Two cups of cocoa a day improve the flow of blood to the brain in those who had problems to start with, stated a study of 60 elderly people with no dementia.
All those participants whose blood flow improved were also doing better on memory tests by the end of the study, reported the journal Neurology.
Not for the first time cocoa has been linked with vascular health, researchers believe it is because cocoa is rich in flavanols, which have an important role in boosting health.
The recent study states that the researchers made 60 people with an average age of 73 drink two cups of cocoa a day, here one group was given high-flavanol cocoa and another was provided with a low-flavanol cocoa. Apart from this they were asked not to consume any other chocolate.
The ultrasound tests carried out at the beginning of the study showed 17 of them were having impaired flow of blood to the brain.
Not much difference was observed between those who consumed flavanol-rich cocoa and those who had flavanol-poor cocoa.
24 participants underwent MRI scan and the result stated that people with an impaired flow of blood were more prone to have tiny areas of brain damage.
“We’re learning more about blood flow in the brain and its effect on thinking skills,” stated study author Dr Farzaneh Sorond a neurologist at Harvard Medical School.
“As different areas of the brain need more energy to complete their tasks, they also need greater blood flow.
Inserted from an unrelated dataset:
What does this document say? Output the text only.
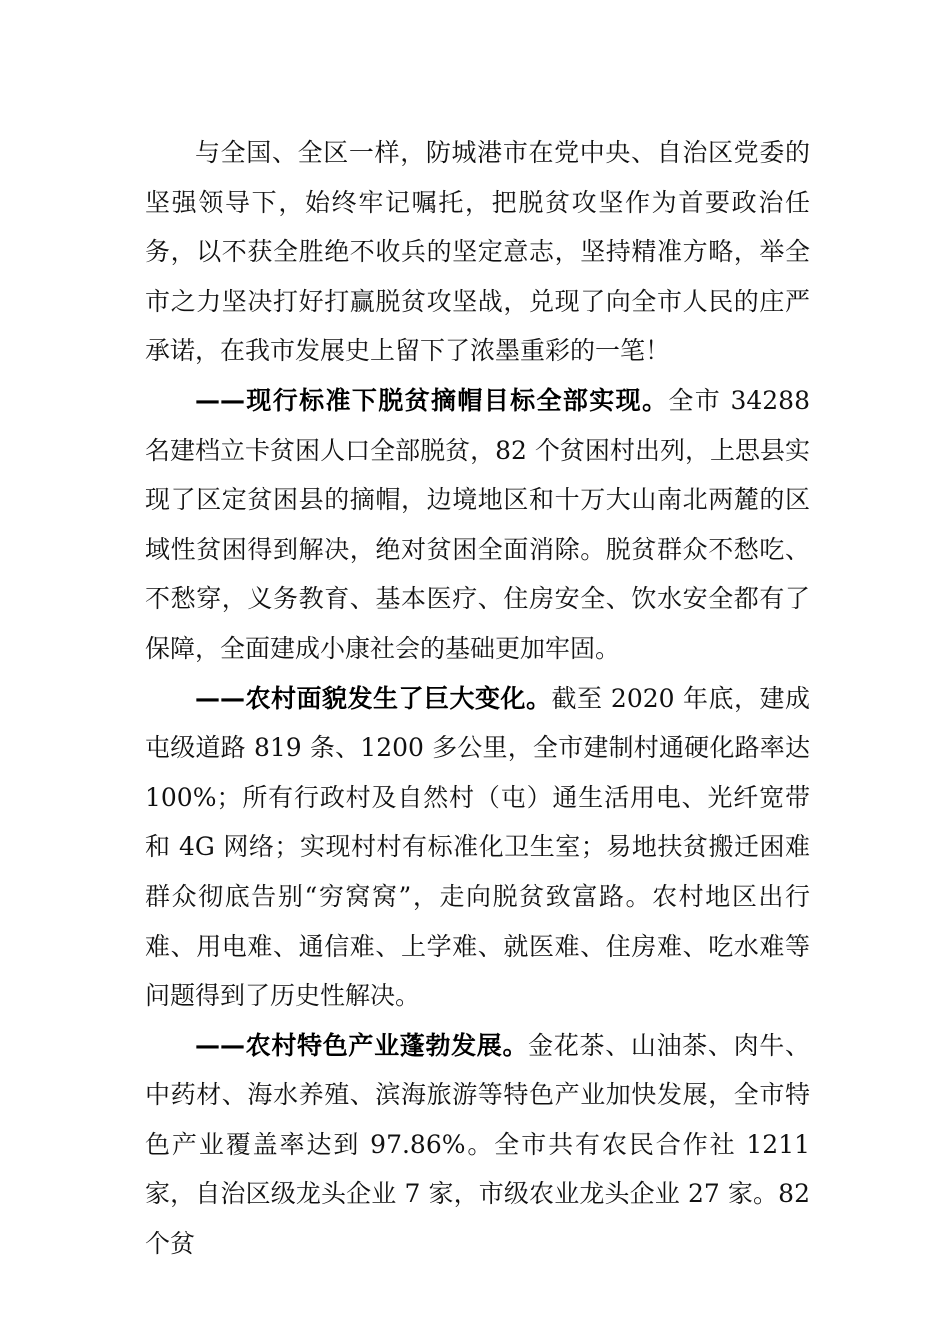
与全国、全区一样，防城港市在党中央、自治区党委的坚强领导下，始终牢记嘱托，把脱贫攻坚作为首要政治任务，以不获全胜绝不收兵的坚定意志，坚持精准方略，举全市之力坚决打好打赢脱贫攻坚战，兑现了向全市人民的庄严承诺，在我市发展史上留下了浓墨重彩的一笔！

——现行标准下脱贫摘帽目标全部实现。全市 34288 名建档立卡贫困人口全部脱贫，82 个贫困村出列，上思县实现了区定贫困县的摘帽，边境地区和十万大山南北两麓的区域性贫困得到解决，绝对贫困全面消除。脱贫群众不愁吃、不愁穿，义务教育、基本医疗、住房安全、饮水安全都有了保障，全面建成小康社会的基础更加牢固。

——农村面貌发生了巨大变化。截至 2020 年底，建成屯级道路 819 条、1200 多公里，全市建制村通硬化路率达 100%；所有行政村及自然村（屯）通生活用电、光纤宽带和 4G 网络；实现村村有标准化卫生室；易地扶贫搬迁困难群众彻底告别“穷窝窝”，走向脱贫致富路。农村地区出行难、用电难、通信难、上学难、就医难、住房难、吃水难等问题得到了历史性解决。

——农村特色产业蓬勃发展。金花茶、山油茶、肉牛、中药材、海水养殖、滨海旅游等特色产业加快发展，全市特色产业覆盖率达到 97.86%。全市共有农民合作社 1211 家，自治区级龙头企业 7 家，市级农业龙头企业 27 家。82 个贫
This relationship, called neurovascular coupling, may play an important role in diseases such as Alzheimer’s.”
Dr Simon Ridley, head of research at Alzheimer’s Research UK, told that this was a small study but it added to a wealth of evidence.
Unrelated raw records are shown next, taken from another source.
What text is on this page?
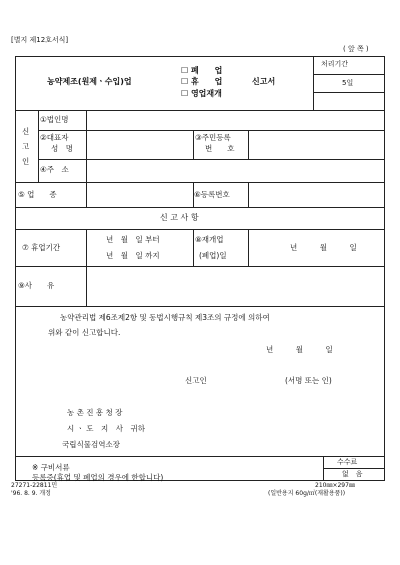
[별지 제12호서식]
( 앞 쪽 )
농약제조(원제ㆍ수입)업
☐ 폐　　업
☐ 휴　　업
☐ 영업재개
신고서
처리기간
5일
신
고
인
①법인명
②대표자
성　명
③주민등록
번　　호
④주　소
⑤ 업　　종	⑥등록번호
신 고 사 항
⑦ 휴업기간
년　월　일 부터
년　월　일 까지
⑧재개업
(폐업)일
년　　　월　　　일
⑨사　　유
농약관리법 제6조제2항 및 동법시행규칙 제3조의 규정에 의하여
위와 같이 신고합니다.
년　　　월　　　일
신고인	(서명 또는 인)
농 촌 진 흥 청 장
시 ㆍ 도　지　사　귀하
국립식물검역소장
※ 구비서류
등록증(휴업 및 폐업의 경우에 한합니다)
수수료
없　음
27271-22811민
'96. 8. 9. 개정
210㎜×297㎜
(일반용지 60g/㎡(재활용품))
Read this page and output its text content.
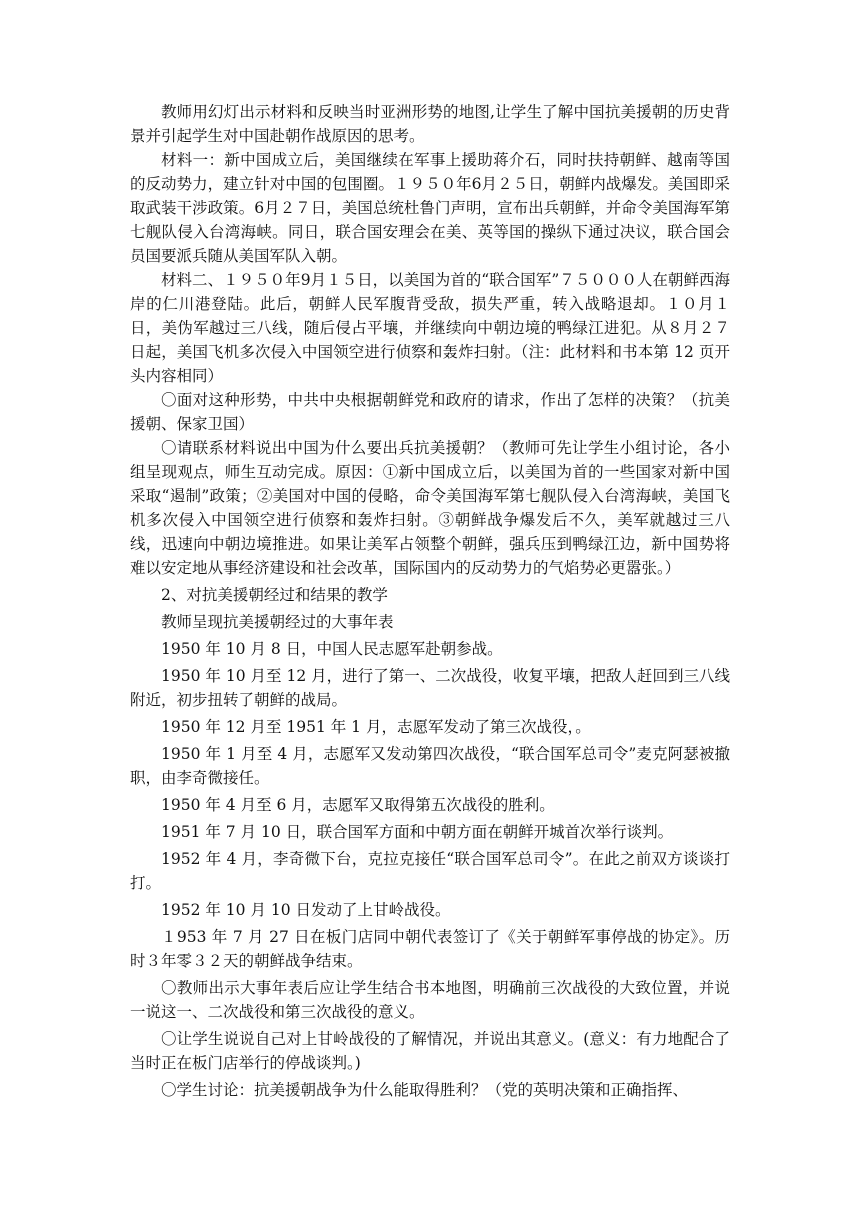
教师用幻灯出示材料和反映当时亚洲形势的地图,让学生了解中国抗美援朝的历史背景并引起学生对中国赴朝作战原因的思考。

材料一：新中国成立后，美国继续在军事上援助蒋介石，同时扶持朝鲜、越南等国的反动势力，建立针对中国的包围圈。１９５０年6月２５日，朝鲜内战爆发。美国即采取武装干涉政策。6月２７日，美国总统杜鲁门声明，宣布出兵朝鲜，并命令美国海军第七舰队侵入台湾海峡。同日，联合国安理会在美、英等国的操纵下通过决议，联合国会员国要派兵随从美国军队入朝。

材料二、１９５０年9月１５日，以美国为首的“联合国军”７５０００人在朝鲜西海岸的仁川港登陆。此后，朝鲜人民军腹背受敌，损失严重，转入战略退却。１０月１日，美伪军越过三八线，随后侵占平壤，并继续向中朝边境的鸭绿江进犯。从８月２７日起，美国飞机多次侵入中国领空进行侦察和轰炸扫射。（注：此材料和书本第 12 页开头内容相同）

〇面对这种形势，中共中央根据朝鲜党和政府的请求，作出了怎样的决策？（抗美援朝、保家卫国）

〇请联系材料说出中国为什么要出兵抗美援朝？（教师可先让学生小组讨论，各小组呈现观点，师生互动完成。原因：①新中国成立后，以美国为首的一些国家对新中国采取“遏制”政策；②美国对中国的侵略，命令美国海军第七舰队侵入台湾海峡，美国飞机多次侵入中国领空进行侦察和轰炸扫射。③朝鲜战争爆发后不久，美军就越过三八线，迅速向中朝边境推进。如果让美军占领整个朝鲜，强兵压到鸭绿江边，新中国势将难以安定地从事经济建设和社会改革，国际国内的反动势力的气焰势必更嚣张。）

2、对抗美援朝经过和结果的教学

教师呈现抗美援朝经过的大事年表

1950 年 10 月 8 日，中国人民志愿军赴朝参战。

1950 年 10 月至 12 月，进行了第一、二次战役，收复平壤，把敌人赶回到三八线附近，初步扭转了朝鲜的战局。

1950 年 12 月至 1951 年 1 月，志愿军发动了第三次战役，。

1950 年 1 月至 4 月，志愿军又发动第四次战役，“联合国军总司令”麦克阿瑟被撤职，由李奇微接任。

1950 年 4 月至 6 月，志愿军又取得第五次战役的胜利。

1951 年 7 月 10 日，联合国军方面和中朝方面在朝鲜开城首次举行谈判。

1952 年 4 月，李奇微下台，克拉克接任“联合国军总司令”。在此之前双方谈谈打打。

1952 年 10 月 10 日发动了上甘岭战役。

１953 年 7 月 27 日在板门店同中朝代表签订了《关于朝鲜军事停战的协定》。历时３年零３２天的朝鲜战争结束。

〇教师出示大事年表后应让学生结合书本地图，明确前三次战役的大致位置，并说一说这一、二次战役和第三次战役的意义。

〇让学生说说自己对上甘岭战役的了解情况，并说出其意义。(意义：有力地配合了当时正在板门店举行的停战谈判。)

〇学生讨论：抗美援朝战争为什么能取得胜利？（党的英明决策和正确指挥、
“A cocoa-based treatment would likely be very popular, but it’s too soon to draw any conclusions about its effects”.
“One drawback of this study is the lack of a control group for comparison, and we can’t tell whether the results would have been different if the participants drank no cocoa at all.”
He also added: “Poor vascular health is a known risk factor for dementia, and understanding more about the links between vascular problems and declining brain health could help the search for new treatments and preventions.”